A aposentadoria especial é um benefício destinado aos trabalhadores expostos a agentes nocivos à saúde ou à integridade física. Entre esses agentes, estão os gases explosivos, como o GLP (gás liquefeito de petróleo), amplamente manipulado por profissionais que transportam, armazenam, distribuem ou realizam manutenção em botijões e centrais de gás.
Por envolver risco permanente de explosão e inflamabilidade, esse tipo de atividade é reconhecido pela legislação previdenciária como perigosa — e, portanto, apta a gerar direito à aposentadoria especial, desde que comprovadas as condições de trabalho.
Por que o trabalho com GLP gera direito à aposentadoria especial?
O contato constante com combustíveis e gases inflamáveis é considerado prejudicial não apenas pela toxicidade, mas pelo risco acentuado de acidentes graves, capaz de colocar em risco a vida do trabalhador.
A legislação previdenciária — sobretudo as Normas Regulamentadoras e os anexos do Decreto 3.048/99 — inclui:
- Inflamáveis e explosivos
- Áreas de risco com possibilidade de ignição
- Atividades de abastecimento, armazenamento e distribuição de gás
como fatores que caracterizam periculosidade.

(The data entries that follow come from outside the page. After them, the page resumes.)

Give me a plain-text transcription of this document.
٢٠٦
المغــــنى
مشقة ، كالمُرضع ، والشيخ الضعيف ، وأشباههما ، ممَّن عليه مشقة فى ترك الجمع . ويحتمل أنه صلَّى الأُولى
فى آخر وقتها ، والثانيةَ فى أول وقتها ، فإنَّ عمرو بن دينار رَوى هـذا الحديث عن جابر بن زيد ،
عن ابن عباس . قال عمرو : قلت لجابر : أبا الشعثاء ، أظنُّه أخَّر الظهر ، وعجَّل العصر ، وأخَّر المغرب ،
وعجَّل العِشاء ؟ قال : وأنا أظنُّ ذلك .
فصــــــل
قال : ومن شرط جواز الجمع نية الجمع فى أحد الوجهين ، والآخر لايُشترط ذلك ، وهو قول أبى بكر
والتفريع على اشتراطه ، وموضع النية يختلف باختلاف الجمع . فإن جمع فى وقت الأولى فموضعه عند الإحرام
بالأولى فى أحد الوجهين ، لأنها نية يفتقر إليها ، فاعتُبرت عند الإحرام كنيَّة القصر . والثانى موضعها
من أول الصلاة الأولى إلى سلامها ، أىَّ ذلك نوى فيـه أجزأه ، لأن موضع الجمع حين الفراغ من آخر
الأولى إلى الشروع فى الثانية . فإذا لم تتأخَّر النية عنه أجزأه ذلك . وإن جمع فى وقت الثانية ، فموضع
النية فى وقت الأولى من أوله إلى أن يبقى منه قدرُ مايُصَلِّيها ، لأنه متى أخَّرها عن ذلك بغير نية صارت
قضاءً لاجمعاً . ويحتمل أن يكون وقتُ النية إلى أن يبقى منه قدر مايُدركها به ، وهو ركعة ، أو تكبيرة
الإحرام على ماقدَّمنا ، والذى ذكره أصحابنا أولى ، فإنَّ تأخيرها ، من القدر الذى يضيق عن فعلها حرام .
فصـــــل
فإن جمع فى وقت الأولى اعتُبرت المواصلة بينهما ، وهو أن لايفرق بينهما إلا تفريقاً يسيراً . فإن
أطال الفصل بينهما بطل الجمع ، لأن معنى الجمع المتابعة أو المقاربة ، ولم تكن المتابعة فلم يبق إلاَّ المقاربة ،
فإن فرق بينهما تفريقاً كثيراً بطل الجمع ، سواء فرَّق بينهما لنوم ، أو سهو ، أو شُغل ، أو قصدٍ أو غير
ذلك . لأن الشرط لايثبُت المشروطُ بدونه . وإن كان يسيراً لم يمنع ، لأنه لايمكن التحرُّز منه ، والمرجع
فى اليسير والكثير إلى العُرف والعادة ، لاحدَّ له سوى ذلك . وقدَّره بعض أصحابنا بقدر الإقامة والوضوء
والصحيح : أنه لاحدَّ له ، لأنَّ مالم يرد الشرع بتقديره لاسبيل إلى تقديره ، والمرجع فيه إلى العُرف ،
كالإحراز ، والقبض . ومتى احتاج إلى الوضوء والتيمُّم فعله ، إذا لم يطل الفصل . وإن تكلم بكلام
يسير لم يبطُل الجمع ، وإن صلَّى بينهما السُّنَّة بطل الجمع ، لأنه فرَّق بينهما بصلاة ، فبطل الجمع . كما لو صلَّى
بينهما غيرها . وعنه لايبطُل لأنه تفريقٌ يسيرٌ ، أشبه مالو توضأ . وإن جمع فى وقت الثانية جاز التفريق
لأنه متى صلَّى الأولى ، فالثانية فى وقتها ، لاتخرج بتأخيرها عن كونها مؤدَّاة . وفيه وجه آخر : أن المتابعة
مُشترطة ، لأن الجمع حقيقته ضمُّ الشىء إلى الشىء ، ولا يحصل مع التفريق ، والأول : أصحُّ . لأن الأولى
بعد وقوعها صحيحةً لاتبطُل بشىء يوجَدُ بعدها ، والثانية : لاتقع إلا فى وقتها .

Nesse mesmo sentido cabe mencionar:
- Art. 193, I, da CLT: reconhece como perigosa a atividade que exponha o trabalhador a inflamáveis;
- NR-16, Anexo 2, item 2, da Portaria 3.214/78: considera perigoso o transporte de inflamáveis líquidos ou gasosos;
Ressalte-se que, recentemente, a TNU – Turma Nacional de Uniformização – confirmou a especialidade da referida atividade no julgamento do PUIL 0019561-59.2021.4.03.6303.
Assim, profissionais que trabalham diariamente com botijões de gás, recarga, transporte, inspeções, solda e manutenção em centrais de GLP podem ter direito ao benefício.
Quem pode ter direito?
De forma geral, têm direito à aposentadoria especial aqueles que trabalham expostos ao risco de explosão ou incêndio, por exemplo:
- Motoristas que transportam botijões de gás (GLP)
- Encarregados de depósito ou estoque de botijões
- Trabalhadores de centrais de gás em condomínios, indústrias ou comércios
- Profissionais de distribuição e revenda
- Técnicos de manutenção de sistemas de GLP
- Operadores que lidam com recarga e envase de gás
O ponto principal é a exposição permanente, isto é, habitual e não ocasional.
Quanto tempo de contribuição é necessário?
A aposentadoria especial para quem trabalha com inflamáveis costuma exigir:
25 anos de atividade especial
Isso ocorre porque o risco é classificado como alto, porém não extremo como radiações ionizantes ou mineração subterrânea.
Além do tempo, é necessário cumprir a carência mínima de 180 contribuições e a idade mínima, caso se trate de aposentadorias após a EC 103/19.
Como comprovar a atividade especial?
A prova não é feita apenas com a descrição genérica das funções. O INSS exige documentos específicos, como:
1. PPP – Perfil Profissiográfico Previdenciário
Documento principal, emitido pela empresa, que detalha os riscos aos quais o trabalhador esteve exposto.
2. LTCAT – Laudo Técnico das Condições Ambientais do Trabalho
Base técnica para o PPP. É elaborado por engenheiro de segurança ou médico do trabalho.
3. Outros documentos (quando necessário):
- Fichas de EPI
- Programas de prevenção (PPRA, PCMSO, PGR)
- Ordens de serviço
- Contratos de trabalho e holerites
- Documentos sindicais e normativos da empresa
Quando a empresa fechou ou se recusa a entregar documentação, é possível:
- Solicitar judicialmente o PPP
- Produzir perícia indireta em empresas semelhantes
- Usar decisões e laudos de empresas do mesmo segmento
E se o INSS negar o pedido?
É comum o INSS negar aposentadoria especial para trabalhadores com inflamáveis alegando que:
- o EPI reduz o risco (o que não se aplica à periculosidade);
- o PPP está “incompleto”;
- a exposição não seria permanente.
Nesses casos, é possível:
- recorrer administrativamente, ou
- ajuizar ação judicial, onde a Justiça tem reconhecido com mais facilidade a exposição ao risco de inflamáveis.
A jurisprudência é firme no sentido de que EPI não elimina risco de explosão, portanto não descaracteriza a atividade especial.
Conclusão
Profissionais que trabalham com botijões de gás e demais formas de GLP lidam diariamente com substâncias perigosas e, por isso, podem ter direito à aposentadoria especial após 25 anos de contribuição. A comprovação depende de documentos técnicos que demonstram o risco contínuo.
Diante da complexidade da prova e das negativas frequentes, contar com orientação jurídica especializada aumenta muito as chances de reconhecimento do tempo especial e concessão do benefício.